The structure is called the frontostriatal salience network. What it does is not yet well understood, but prior research indicates that it is involved in how the brain processes stimuli and “rewards.”
The Weill Cornell team is hopeful that its discoveries may lead to better treatments for depression if they can figure out what the network structure is doing, and how to effectively target it. In their journal article describing the research, the team said the network structure is “expanded nearly twofold” in the cortex of people who are suffering from depression. They say they replicated their findings several times, and found at least three ways that the network structure encroaches on surrounding areas of the brain in depressed patients. It is not clear whether this phenomenon is a cause, or an effect, of depression.

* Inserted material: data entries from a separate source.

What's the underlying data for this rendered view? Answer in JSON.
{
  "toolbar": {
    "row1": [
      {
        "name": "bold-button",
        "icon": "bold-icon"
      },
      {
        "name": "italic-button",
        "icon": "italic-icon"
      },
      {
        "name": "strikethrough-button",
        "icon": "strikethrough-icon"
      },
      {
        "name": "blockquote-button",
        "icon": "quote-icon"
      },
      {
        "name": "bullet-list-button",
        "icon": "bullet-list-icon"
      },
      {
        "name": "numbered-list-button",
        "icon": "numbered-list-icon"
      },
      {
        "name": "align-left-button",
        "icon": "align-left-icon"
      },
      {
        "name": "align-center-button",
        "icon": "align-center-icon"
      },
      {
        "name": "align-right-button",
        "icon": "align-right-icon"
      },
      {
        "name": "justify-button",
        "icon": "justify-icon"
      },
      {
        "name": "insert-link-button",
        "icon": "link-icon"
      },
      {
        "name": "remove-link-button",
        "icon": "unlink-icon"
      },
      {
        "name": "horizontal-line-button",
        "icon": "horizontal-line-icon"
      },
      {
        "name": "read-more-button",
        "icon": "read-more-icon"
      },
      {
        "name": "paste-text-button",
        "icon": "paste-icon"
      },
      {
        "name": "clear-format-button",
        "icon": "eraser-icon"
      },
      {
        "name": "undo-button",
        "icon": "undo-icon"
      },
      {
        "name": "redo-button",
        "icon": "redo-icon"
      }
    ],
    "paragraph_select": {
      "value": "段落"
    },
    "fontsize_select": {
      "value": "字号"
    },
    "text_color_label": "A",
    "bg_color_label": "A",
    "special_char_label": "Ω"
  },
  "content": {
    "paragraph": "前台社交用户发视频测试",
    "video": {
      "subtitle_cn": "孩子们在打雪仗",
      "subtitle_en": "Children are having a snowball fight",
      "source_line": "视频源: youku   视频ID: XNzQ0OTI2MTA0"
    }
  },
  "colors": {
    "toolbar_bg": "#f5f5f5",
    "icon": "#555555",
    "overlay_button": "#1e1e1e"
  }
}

An interesting aspect of the research is the use of precision functional mapping, a fairly new approach that allows investigators to get clearer and more detailed views of brains and the structure being studied. The team examined brain scans of 57 people (average age ws 41) and compared those to scans from a control group of 37 health people with no depression. They then compared their findings with other databases that had a larger number of patient participants.
To further test their data, the team replicated their work on a smaller sample of patients, and they also compared results from a study of 114 children who were scanned before and after they got a diagnosis of depression. The data from all studies lined up well.
The study on children may begin to answer the question of whether the expanded brain structure is a cause or an effect of depression. Researchers noted that the network was larger than normal in the children before they got a diagnosis, suggesting that it may be an inheritable risk factor.